PROCÈS DES MAIRES DU HADEP : SEPT ANS DE PRISON REQUIS


La Cour de sûreté de l’Etat de Diyarbakir a poursuivi le 24 avril le procès de 22 membres du parti de la démocratie du peuple (HADEP) accusés de " connexion avec le PKK ". Parmi les accusés figurent Feridun Çelik, Selim Özalp, Feyzullah Karaaslan, réciproquement maires HADEP de Diyarbakir, Siirt et de Bingöl qui avaient été arrêtés manu militari le 19 février, déchus de leurs fonctions puis, face au tollé général et à la pression internationale, libérés et réintégrés le 28 février 2000.

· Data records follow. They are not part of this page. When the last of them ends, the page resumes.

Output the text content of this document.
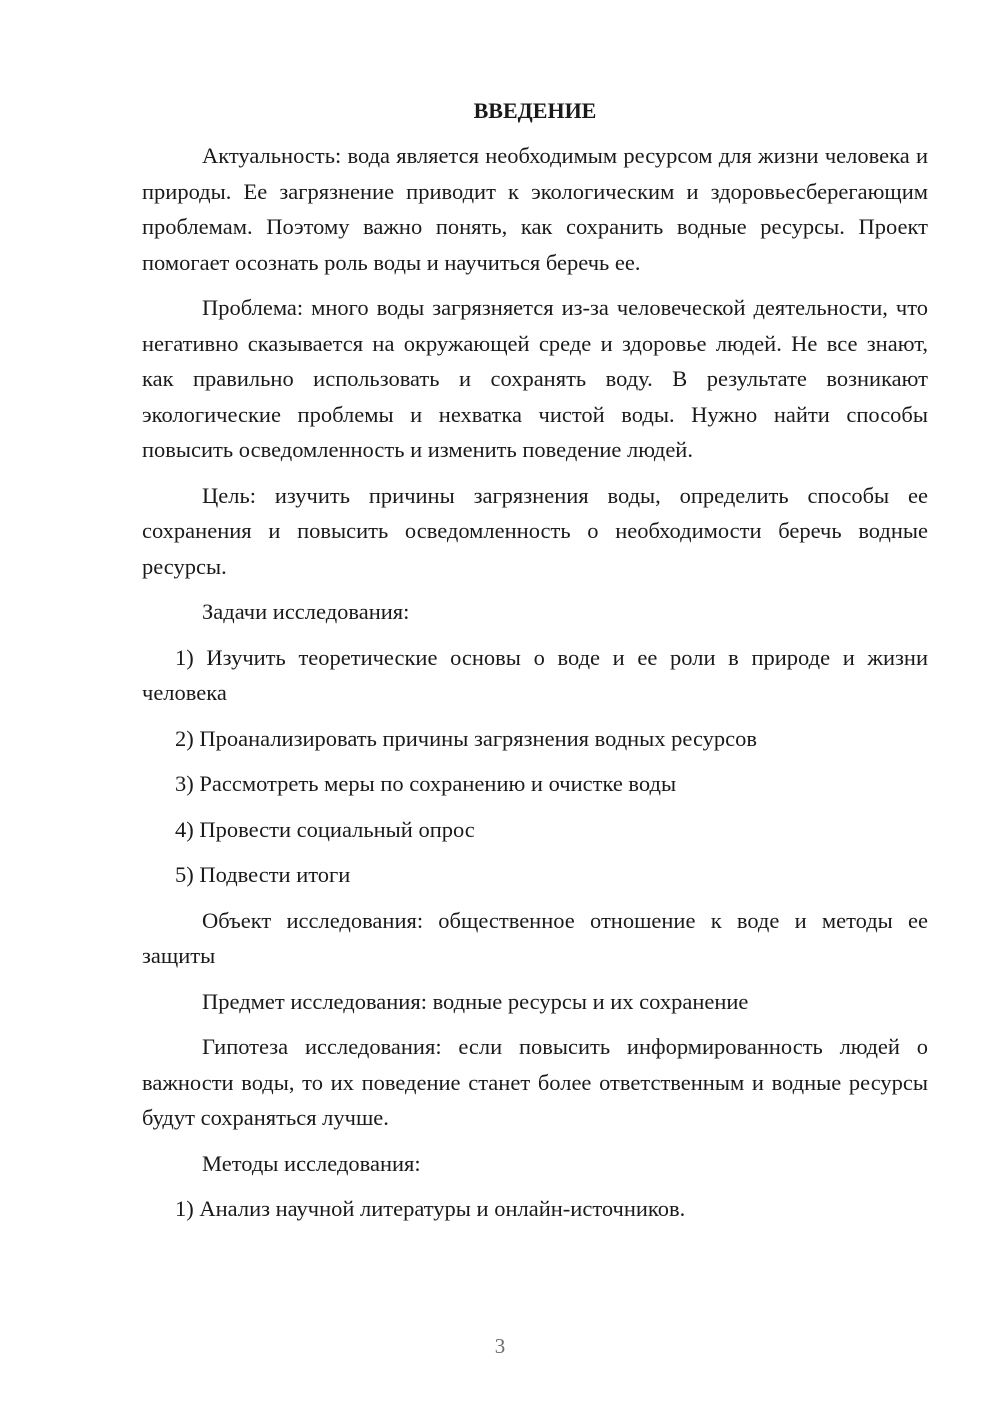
ВВЕДЕНИЕ

Актуальность: вода является необходимым ресурсом для жизни человека и природы. Ее загрязнение приводит к экологическим и здоровьесберегающим проблемам. Поэтому важно понять, как сохранить водные ресурсы. Проект помогает осознать роль воды и научиться беречь ее.

Проблема: много воды загрязняется из-за человеческой деятельности, что негативно сказывается на окружающей среде и здоровье людей. Не все знают, как правильно использовать и сохранять воду. В результате возникают экологические проблемы и нехватка чистой воды. Нужно найти способы повысить осведомленность и изменить поведение людей.

Цель: изучить причины загрязнения воды, определить способы ее сохранения и повысить осведомленность о необходимости беречь водные ресурсы.

Задачи исследования:

1) Изучить теоретические основы о воде и ее роли в природе и жизни человека

2) Проанализировать причины загрязнения водных ресурсов

3) Рассмотреть меры по сохранению и очистке воды

4) Провести социальный опрос

5) Подвести итоги

Объект исследования: общественное отношение к воде и методы ее защиты

Предмет исследования: водные ресурсы и их сохранение

Гипотеза исследования: если повысить информированность людей о важности воды, то их поведение станет более ответственным и водные ресурсы будут сохраняться лучше.

Методы исследования:

1) Анализ научной литературы и онлайн-источников.

3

Les trois maires, qui étaient absents de l’audience, risquent jusqu’à sept ans de prison ferme sur le fondement de l’article 169 du code pénal turc. L’accusation est essentiellement fondée sur les présumés contacts entre les maires et un commandant du PKK, Murat Karayilan, qui s’est réfugié aux Pays-Bas. La justice turque va jusqu’à leur reprocher l’embauche des membres de familles de combattants du PKK dans les services municipaux.

Sept ans de prison ont été également requis contre 11 autres personnes, alors que 8 autres inculpés risquent jusqu’à 15 ans d’emprisonnement pour appartenance au PKK. La cour s’est refusée à lever l’interdiction de voyager prononcée contre les maires et a fixé au 20 juin la prochaine audience du procès.

ÉLECTIONS PRÉSIDENTIELLES : LE JUGE AHMET NEJDET SEZER, CANDIDAT OFFICIEL DES CINQ PARTIS POLITIQUES TURCS DU PARLEMENT, RECALÉ AU PREMIER TOUR


Après des manœuvres politico-médiatiques de plusieurs semaines et le refus de prolonger le mandat de Süleyman Demirel, les leaders des cinq partis politiques représentés au Parlement ont pour la première fois atteint un consensus. Le Premier ministre Bülent Ecevit, du parti de la Gauche démocratique (DSP), le vice-premier ministre Devlet Bahçeli, du parti de l’Action nationaliste (MHP), Mesut Yilmaz, chef du parti de la Mère patrie (ANAP) partenaire de la coalition, Recai Kutan, leader du parti islamiste de la Vertu (FP) et Tansu Çiller, du parti de la Juste Voie (DYP), sont convenus le 25 avril de proposer Ahmet Necdet Sezer, président de la Cour constitutionnelle turque pour la candidature à la présidence turque. Depuis le non sans appel du Parlement à la prolongation du mandat de M. Demirel, une dizaine de noms - candidats déclarés, supposé ou proposés - circulait sur la scène politique turque. Aucun d’entre eux ne pouvait recueillir les 367 voix nécessaires pour être élu aux deux premiers tours et seule la menace d’une dissolution au quatrième tour pouvait raisonnablement conduire le Parlement à choisir le futur président turc. De plus, le spectre du coup d’état de 1980 rôdait dans les esprits puisque l’armée avait justifié son intervention à l’époque par l’incapacité du Parlement à pouvoir à élire un président.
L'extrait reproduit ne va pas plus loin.